Source Deduction vs GST

At a Glance

Businesses are required to put aside a certain portion of an employee's paycheque and remit to the Canada Revenue Agency. This amount is called a source deduction and is submitted to the CRA on behalf of an employee.

The Goods and Services Tax (GST) is a 5% tax on Canadian goods and services. However, not all provinces charge the GST. With the exception of British Columbia, Alberta, Saskatchewan, and Manitoba, all other Canadian provinces use the HST which is a combination of the GST and provincial sales taxes.

Simplified Examples

Source Deduction:
Jay, a real estate agent, earns a monthly income of $5,000. His employer, a BC-based relator, deducts certain amounts from his pay as follows:

Basic Pay: $5000

Less Deductions:
Federal tax deduction $595
Provincial tax deduction $235
CPP deductions $242
EI deductions $71
Total deductions: $1,143

Jay's Take Home/Net Income: $3,857

Victoria Realtors sells a condo for $100,000. They are registered for GST and are required to remit the amount to the CRA. How should they go about recording their sale for the unit?

Unit price: $100,000
GST rate (5%): $5,000
Final unit price after tax: $105,000
Customers of Victoria Realtors will part with $105,000 for the unit

What the two taxes mean for business owners

Canadian businesses are required by law to deduct certain amounts from an employee's pay. Similarly, depending on the nature of your goods and services, you're required to charge GST on your items.

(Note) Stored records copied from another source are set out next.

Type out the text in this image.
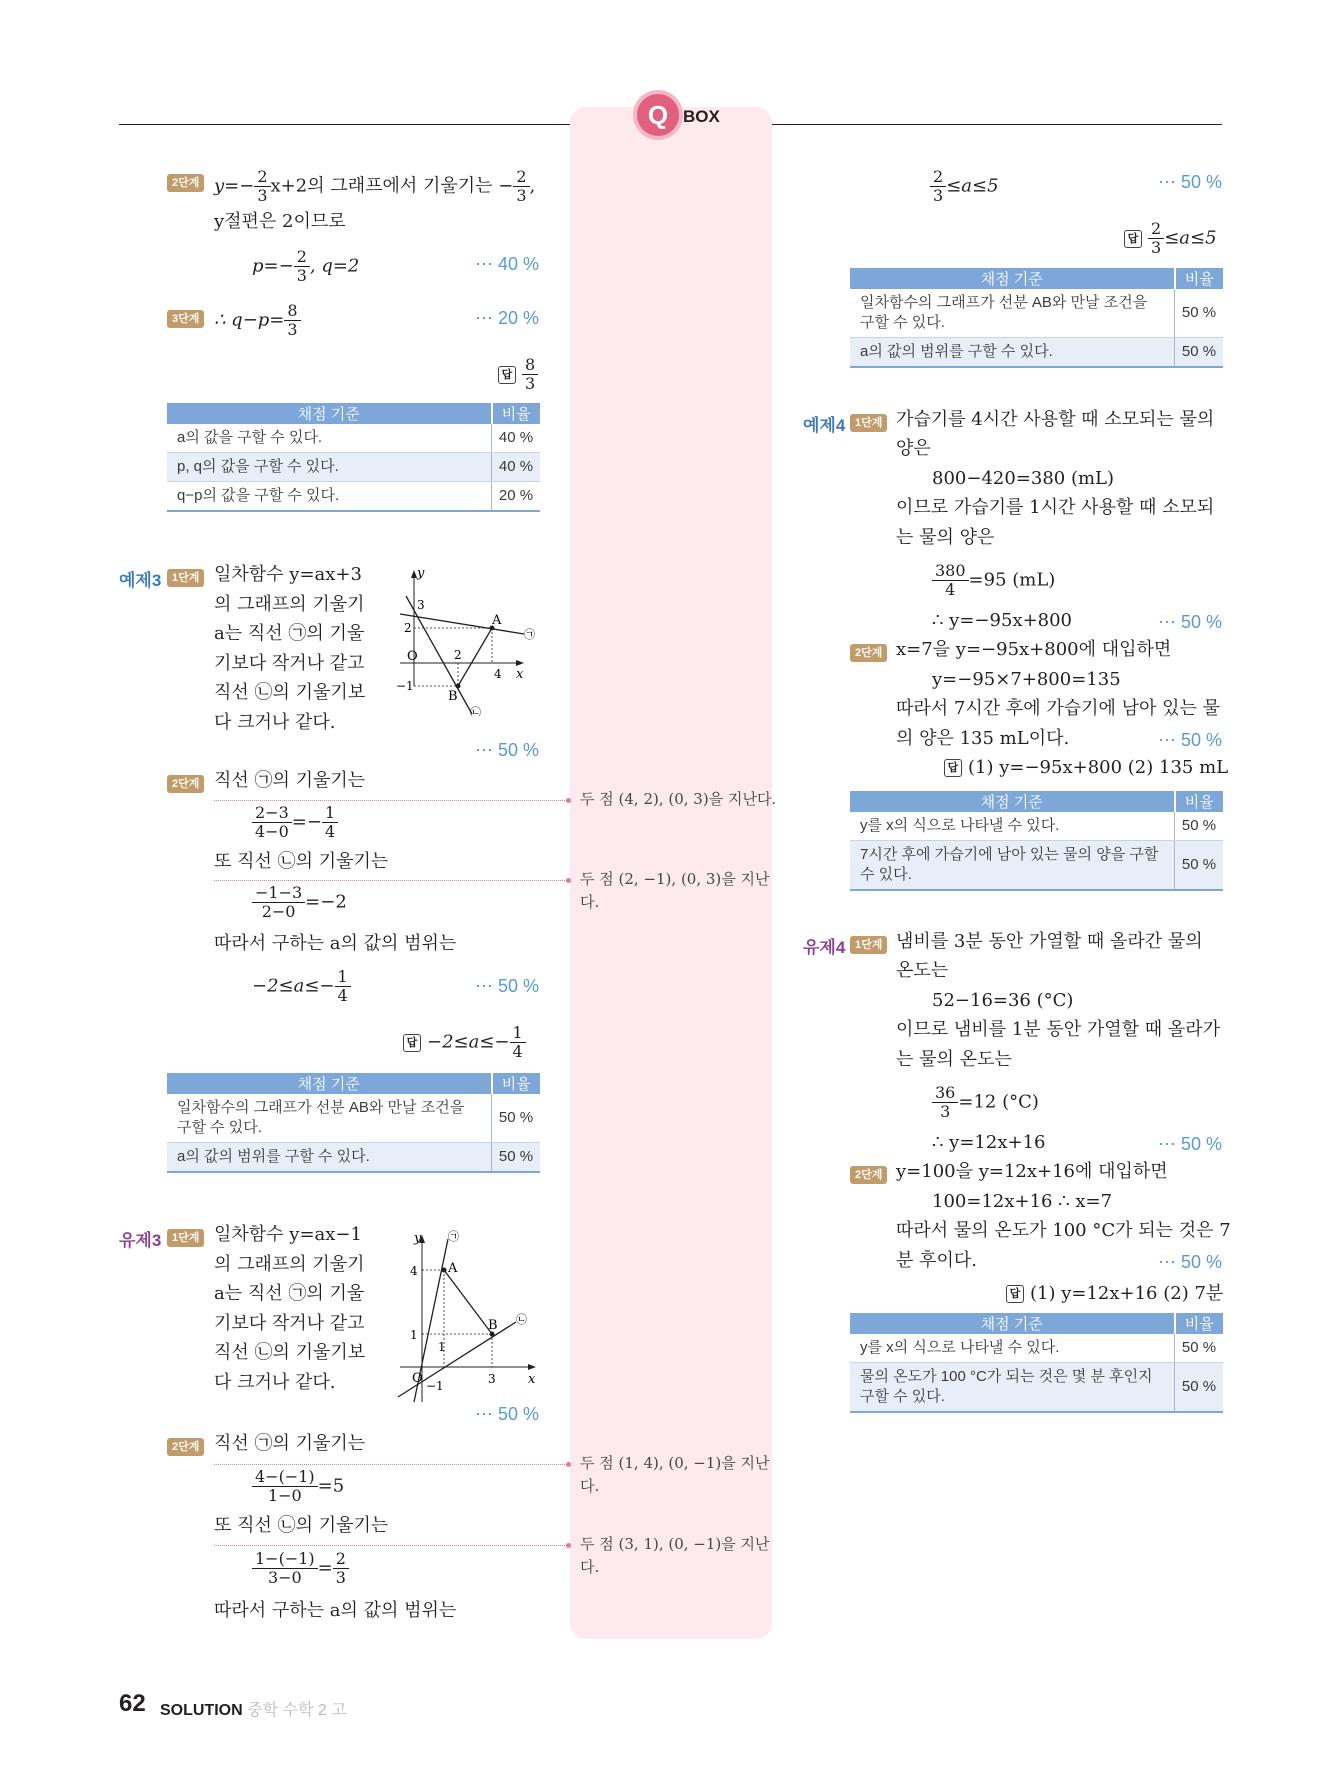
Q BOX
2단계 $y=- \frac{2}{3} x+2$의 그래프에서 기울기는 − $\frac{2}{3}$ ,
y절편은 2이므로
$p=- \frac{2}{3}$ , q=2	⋯ 40 %
3단계 ∴ $q-p= \frac{8}{3}$	⋯ 20 %
답 $\frac{8}{3}$
채점 기준	비율
a의 값을 구할 수 있다.	40 %
p, q의 값을 구할 수 있다.	40 %
q−p의 값을 구할 수 있다.	20 %
예제3 1단계 일차함수 y=ax+3
의 그래프의 기울기
a는 직선 ㉠의 기울
기보다 작거나 같고
직선 ㉡의 기울기보
다 크거나 같다.
y
x
O
3
2
−1
2
4
A
B
㉠
㉡
⋯ 50 %
2단계 직선 ㉠의 기울기는
$\frac{2-3}{4-0} =- \frac{1}{4}$
또 직선 ㉡의 기울기는
$\frac{-1-3}{2-0} =-2$
따라서 구하는 a의 값의 범위는
$-2\le a\le- \frac{1}{4}$	⋯ 50 %
답 $-2\le a\le- \frac{1}{4}$
채점 기준	비율
일차함수의 그래프가 선분 AB와 만날 조건을 구할 수 있다.	50 %
a의 값의 범위를 구할 수 있다.	50 %
유제3 1단계 일차함수 y=ax−1
의 그래프의 기울기
a는 직선 ㉠의 기울
기보다 작거나 같고
직선 ㉡의 기울기보
다 크거나 같다.
y
x
O
4
1
−1
1
3
A
B
㉠
㉡
⋯ 50 %
2단계 직선 ㉠의 기울기는
$\frac{4-(-1)}{1-0} =5$
또 직선 ㉡의 기울기는
$\frac{1-(-1)}{3-0} = \frac{2}{3}$
따라서 구하는 a의 값의 범위는
두 점 (4, 2), (0, 3)을 지난다.
두 점 (2, −1), (0, 3)을 지난다.
두 점 (1, 4), (0, −1)을 지난다.
두 점 (3, 1), (0, −1)을 지난다.
$\frac{2}{3} \le a\le 5$	⋯ 50 %
답 $\frac{2}{3} \le a\le 5$
채점 기준	비율
일차함수의 그래프가 선분 AB와 만날 조건을 구할 수 있다.	50 %
a의 값의 범위를 구할 수 있다.	50 %
예제4 1단계 가습기를 4시간 사용할 때 소모되는 물의
양은
800−420=380 (mL)
이므로 가습기를 1시간 사용할 때 소모되
는 물의 양은
$\frac{380}{4} =95$ (mL)
∴ y=−95x+800	⋯ 50 %
2단계 x=7을 y=−95x+800에 대입하면
y=−95×7+800=135
따라서 7시간 후에 가습기에 남아 있는 물
의 양은 135 mL이다.	⋯ 50 %
답 (1) y=−95x+800 (2) 135 mL
채점 기준	비율
y를 x의 식으로 나타낼 수 있다.	50 %
7시간 후에 가습기에 남아 있는 물의 양을 구할 수 있다.	50 %
유제4 1단계 냄비를 3분 동안 가열할 때 올라간 물의
온도는
52−16=36 (°C)
이므로 냄비를 1분 동안 가열할 때 올라가
는 물의 온도는
$\frac{36}{3} =12$ (°C)
∴ y=12x+16	⋯ 50 %
2단계 y=100을 y=12x+16에 대입하면
100=12x+16 ∴ x=7
따라서 물의 온도가 100 °C가 되는 것은 7
분 후이다.	⋯ 50 %
답 (1) y=12x+16 (2) 7분
채점 기준	비율
y를 x의 식으로 나타낼 수 있다.	50 %
물의 온도가 100 °C가 되는 것은 몇 분 후인지 구할 수 있다.	50 %
62 SOLUTION 중학 수학 2 고
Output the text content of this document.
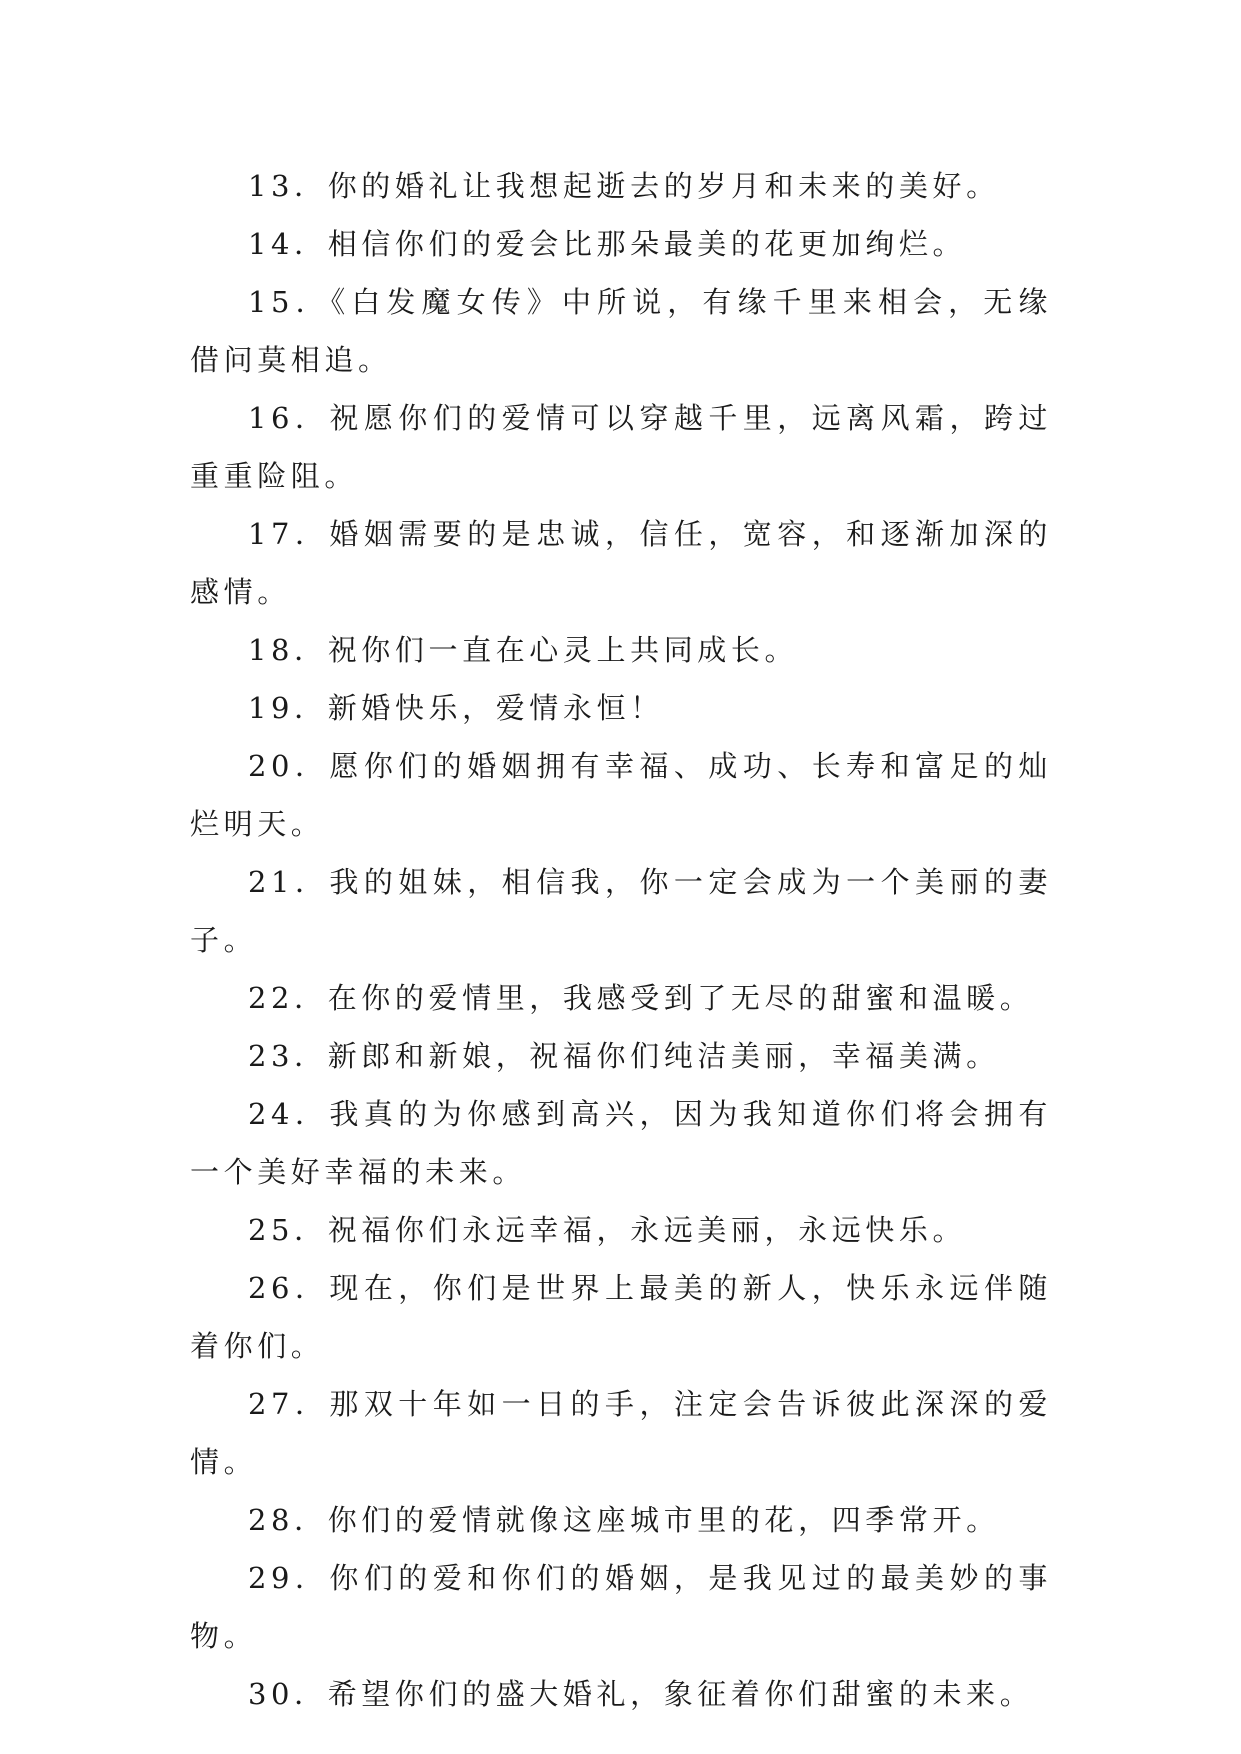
13．你的婚礼让我想起逝去的岁月和未来的美好。

14．相信你们的爱会比那朵最美的花更加绚烂。

15．《白发魔女传》中所说，有缘千里来相会，无缘借问莫相追。

16．祝愿你们的爱情可以穿越千里，远离风霜，跨过重重险阻。

17．婚姻需要的是忠诚，信任，宽容，和逐渐加深的感情。

18．祝你们一直在心灵上共同成长。

19．新婚快乐，爱情永恒！

20．愿你们的婚姻拥有幸福、成功、长寿和富足的灿烂明天。

21．我的姐妹，相信我，你一定会成为一个美丽的妻子。

22．在你的爱情里，我感受到了无尽的甜蜜和温暖。

23．新郎和新娘，祝福你们纯洁美丽，幸福美满。

24．我真的为你感到高兴，因为我知道你们将会拥有一个美好幸福的未来。

25．祝福你们永远幸福，永远美丽，永远快乐。

26．现在，你们是世界上最美的新人，快乐永远伴随着你们。

27．那双十年如一日的手，注定会告诉彼此深深的爱情。

28．你们的爱情就像这座城市里的花，四季常开。

29．你们的爱和你们的婚姻，是我见过的最美妙的事物。

30．希望你们的盛大婚礼，象征着你们甜蜜的未来。
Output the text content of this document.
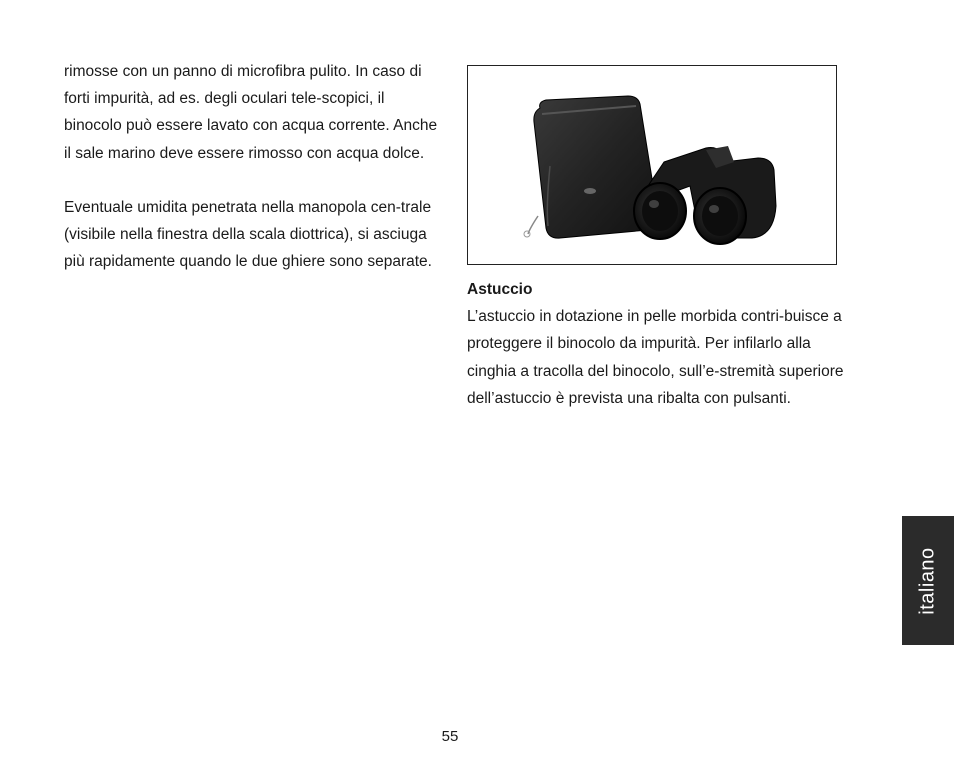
rimosse con un panno di microfibra pulito. In caso di forti impurità, ad es. degli oculari tele-scopici, il binocolo può essere lavato con acqua corrente. Anche il sale marino deve essere rimosso con acqua dolce.

Eventuale umidita penetrata nella manopola cen-trale (visibile nella finestra della scala diottrica), si asciuga più rapidamente quando le due ghiere sono separate.

Astuccio

L’astuccio in dotazione in pelle morbida contri-buisce a proteggere il binocolo da impurità. Per infilarlo alla cinghia a tracolla del binocolo, sull’e-stremità superiore dell’astuccio è prevista una ribalta con pulsanti.

italiano
55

These amounts are filed and submitted to the CRA failure to which a business can incur hefty fines and penalties.

To ensure that your FST is calculated accurately, make sure that you properly document your purchases and sales receipts. For source deductions, you want to make sure that you religiously follow your provincial or territorial employment standards. Alternatively, you can use an updated tax calculator or seek the services of an accountant.